I also know that before they came apart, my adapters worked.
Junk this is, but it’s also #14 in its Amazon sales category: Cell Phones & Service > Accessories > Data & Connectivity > Data Cables.
This is curious.
There’s clearly a lot of demand for a product that allows one to use an older high-quality headset (2.5 mm) with an iPhone (3.5 mm). Lots of people who’ve spent $50 or more on headsets are taking a flyer on buying this, and that market is not going away. (Really, Bluetooth sucks. And even if it didn’t, why spend $100 for a decent Bluetooth headset when you already own a great high end headset that doesn’t burden the iPhone’s hurtin’ battery?)

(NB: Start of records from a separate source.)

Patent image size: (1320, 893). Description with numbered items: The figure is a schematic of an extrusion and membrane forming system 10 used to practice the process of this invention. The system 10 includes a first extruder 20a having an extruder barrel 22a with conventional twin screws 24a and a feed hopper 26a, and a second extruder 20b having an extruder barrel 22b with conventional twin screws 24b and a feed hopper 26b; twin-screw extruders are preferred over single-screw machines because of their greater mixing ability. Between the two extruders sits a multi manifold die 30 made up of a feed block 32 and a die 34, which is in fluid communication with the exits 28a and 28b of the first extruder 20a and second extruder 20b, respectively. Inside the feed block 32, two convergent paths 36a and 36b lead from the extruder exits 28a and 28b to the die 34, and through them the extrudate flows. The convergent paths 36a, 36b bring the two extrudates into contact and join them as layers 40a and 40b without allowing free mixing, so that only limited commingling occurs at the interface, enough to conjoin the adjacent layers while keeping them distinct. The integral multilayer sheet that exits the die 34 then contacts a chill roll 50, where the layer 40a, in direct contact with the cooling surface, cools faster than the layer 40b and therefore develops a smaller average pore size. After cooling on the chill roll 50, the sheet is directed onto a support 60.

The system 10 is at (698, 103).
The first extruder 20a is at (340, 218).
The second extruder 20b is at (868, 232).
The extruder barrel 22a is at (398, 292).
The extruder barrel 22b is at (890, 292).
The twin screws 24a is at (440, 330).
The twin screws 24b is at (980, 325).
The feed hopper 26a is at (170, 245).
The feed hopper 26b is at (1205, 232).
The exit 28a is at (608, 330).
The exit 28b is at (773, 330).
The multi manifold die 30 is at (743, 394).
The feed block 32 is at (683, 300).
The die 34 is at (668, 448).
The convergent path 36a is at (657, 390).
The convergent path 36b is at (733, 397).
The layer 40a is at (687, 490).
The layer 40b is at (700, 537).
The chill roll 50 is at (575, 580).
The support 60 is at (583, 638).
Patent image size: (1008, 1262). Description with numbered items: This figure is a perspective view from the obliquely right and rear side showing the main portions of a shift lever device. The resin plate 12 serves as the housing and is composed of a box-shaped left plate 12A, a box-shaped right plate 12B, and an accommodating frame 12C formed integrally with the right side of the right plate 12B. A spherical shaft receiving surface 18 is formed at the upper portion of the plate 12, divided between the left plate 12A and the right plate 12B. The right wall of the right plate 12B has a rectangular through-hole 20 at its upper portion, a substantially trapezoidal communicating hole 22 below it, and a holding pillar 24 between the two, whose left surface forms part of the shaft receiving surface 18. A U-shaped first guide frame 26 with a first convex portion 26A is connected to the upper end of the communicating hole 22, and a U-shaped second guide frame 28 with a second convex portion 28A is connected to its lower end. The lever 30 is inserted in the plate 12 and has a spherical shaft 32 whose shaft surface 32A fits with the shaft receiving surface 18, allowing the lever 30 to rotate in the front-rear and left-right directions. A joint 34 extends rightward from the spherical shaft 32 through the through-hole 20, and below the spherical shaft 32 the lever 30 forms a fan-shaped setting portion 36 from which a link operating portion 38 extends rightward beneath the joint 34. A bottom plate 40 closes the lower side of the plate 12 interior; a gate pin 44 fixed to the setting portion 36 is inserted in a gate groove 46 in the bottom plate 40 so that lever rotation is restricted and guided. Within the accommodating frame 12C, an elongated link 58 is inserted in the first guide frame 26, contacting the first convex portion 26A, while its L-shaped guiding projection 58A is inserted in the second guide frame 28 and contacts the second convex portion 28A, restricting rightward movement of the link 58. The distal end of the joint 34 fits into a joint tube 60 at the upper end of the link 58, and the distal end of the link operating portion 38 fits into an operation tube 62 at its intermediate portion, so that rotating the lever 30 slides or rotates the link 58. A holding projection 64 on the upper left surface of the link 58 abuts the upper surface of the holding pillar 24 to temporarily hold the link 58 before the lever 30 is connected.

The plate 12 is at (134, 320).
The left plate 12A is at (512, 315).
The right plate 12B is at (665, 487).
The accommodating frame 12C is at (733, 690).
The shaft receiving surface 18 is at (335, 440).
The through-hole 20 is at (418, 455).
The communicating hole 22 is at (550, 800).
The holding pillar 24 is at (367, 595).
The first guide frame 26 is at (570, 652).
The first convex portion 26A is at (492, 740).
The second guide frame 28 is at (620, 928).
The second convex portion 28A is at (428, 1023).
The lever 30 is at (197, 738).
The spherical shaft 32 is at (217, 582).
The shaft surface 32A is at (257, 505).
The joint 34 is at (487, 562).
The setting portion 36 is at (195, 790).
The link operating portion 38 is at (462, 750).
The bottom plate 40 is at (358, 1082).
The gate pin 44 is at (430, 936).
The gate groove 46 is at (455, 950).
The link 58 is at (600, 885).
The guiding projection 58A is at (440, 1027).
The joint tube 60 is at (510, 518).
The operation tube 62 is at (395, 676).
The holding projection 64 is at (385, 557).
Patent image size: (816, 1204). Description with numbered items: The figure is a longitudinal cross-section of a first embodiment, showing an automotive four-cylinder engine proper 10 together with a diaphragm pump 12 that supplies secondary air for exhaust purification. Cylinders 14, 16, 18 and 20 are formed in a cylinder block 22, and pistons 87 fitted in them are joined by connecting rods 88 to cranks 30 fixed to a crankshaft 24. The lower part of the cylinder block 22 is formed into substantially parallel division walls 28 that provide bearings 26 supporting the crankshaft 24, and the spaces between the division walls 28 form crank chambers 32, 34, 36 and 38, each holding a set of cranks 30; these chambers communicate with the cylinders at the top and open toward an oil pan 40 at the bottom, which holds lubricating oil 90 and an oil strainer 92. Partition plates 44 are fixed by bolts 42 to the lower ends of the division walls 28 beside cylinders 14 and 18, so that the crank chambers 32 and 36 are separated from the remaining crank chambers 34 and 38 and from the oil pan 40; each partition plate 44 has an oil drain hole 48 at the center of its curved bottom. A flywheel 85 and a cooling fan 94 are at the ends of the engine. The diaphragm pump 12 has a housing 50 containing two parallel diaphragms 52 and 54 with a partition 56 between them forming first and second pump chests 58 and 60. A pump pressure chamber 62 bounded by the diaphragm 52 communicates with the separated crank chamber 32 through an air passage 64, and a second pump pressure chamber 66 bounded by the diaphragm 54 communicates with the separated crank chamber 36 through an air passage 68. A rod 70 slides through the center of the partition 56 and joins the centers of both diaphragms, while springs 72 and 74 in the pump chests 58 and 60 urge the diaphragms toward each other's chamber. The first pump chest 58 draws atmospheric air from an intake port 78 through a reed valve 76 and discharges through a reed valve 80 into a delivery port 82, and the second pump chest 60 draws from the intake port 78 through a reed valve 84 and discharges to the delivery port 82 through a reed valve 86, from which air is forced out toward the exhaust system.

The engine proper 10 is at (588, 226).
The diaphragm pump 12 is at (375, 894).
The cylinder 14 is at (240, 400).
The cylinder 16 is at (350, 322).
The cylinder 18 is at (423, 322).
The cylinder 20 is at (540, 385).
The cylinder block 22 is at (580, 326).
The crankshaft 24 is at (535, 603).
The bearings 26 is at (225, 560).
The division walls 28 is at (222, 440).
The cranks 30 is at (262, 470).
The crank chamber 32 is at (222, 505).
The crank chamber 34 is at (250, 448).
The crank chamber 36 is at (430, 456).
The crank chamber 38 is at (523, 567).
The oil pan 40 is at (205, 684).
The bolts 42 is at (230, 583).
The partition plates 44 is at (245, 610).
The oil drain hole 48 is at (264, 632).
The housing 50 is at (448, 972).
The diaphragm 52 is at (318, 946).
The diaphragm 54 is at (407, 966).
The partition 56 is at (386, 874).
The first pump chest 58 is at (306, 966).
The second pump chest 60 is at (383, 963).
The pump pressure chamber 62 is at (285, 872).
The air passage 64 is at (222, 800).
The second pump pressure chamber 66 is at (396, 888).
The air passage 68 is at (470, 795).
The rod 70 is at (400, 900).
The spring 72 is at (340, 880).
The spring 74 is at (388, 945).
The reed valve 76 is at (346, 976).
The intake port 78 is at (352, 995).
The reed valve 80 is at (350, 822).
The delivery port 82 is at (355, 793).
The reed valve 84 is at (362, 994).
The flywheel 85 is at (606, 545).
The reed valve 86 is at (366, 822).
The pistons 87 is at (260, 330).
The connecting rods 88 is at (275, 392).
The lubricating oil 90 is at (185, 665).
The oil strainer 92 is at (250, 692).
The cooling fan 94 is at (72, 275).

So why doesn’t a company like Griffin sell a decent adapter for, say, $20 for a pair? I suspect good ones would cost $2 to make and package, so we’re talking a pretty sweet profit margin. It’s not like Griffin has a line of Bluetooth headsets they need to protect.
That’s the mystery.
Of course I have a theory.
I suspect Apple has a patent on the layout of the iPhone’s headset connector . The license fees are probably wicked, or even unavailable. Apple does sell Bluetooth headsets. The cheapo vendors are dodging the licensing fees, and Apple can’t be bothered to go after them.
Any other theories?
 Yes, I also used to think these layouts followed some kind of standard. That was before I experimented with various AV connectors. If there is any kind of standard manufacturers don’t follow it.
I use Shure earphones (because I like my music and have more money than sense). Shure earphones typically have a really short cable, and then an extension cable to connect to the device you're listening to. They make an iphone compatible mike-equipped cable; I grabbed one for about $40 (I said I had more money than sense) and it turned my high-end sound-junkie earphones into a workable wired headset for my iphone 3G.
YMMV, of course.
I'll far outdo you on frivolous purchases -- I have a set of Bose QC II headphones. I didn't buy their iPhone adapter though, i got a generic mike equipped cable.
You're right that even though these vendors weren't producing the adapter I need they were producing something that worked with the iPhone.
They also charged a lot of money.
Suggests Apple is licensing use of their patented adapter, but the license fee may be steep.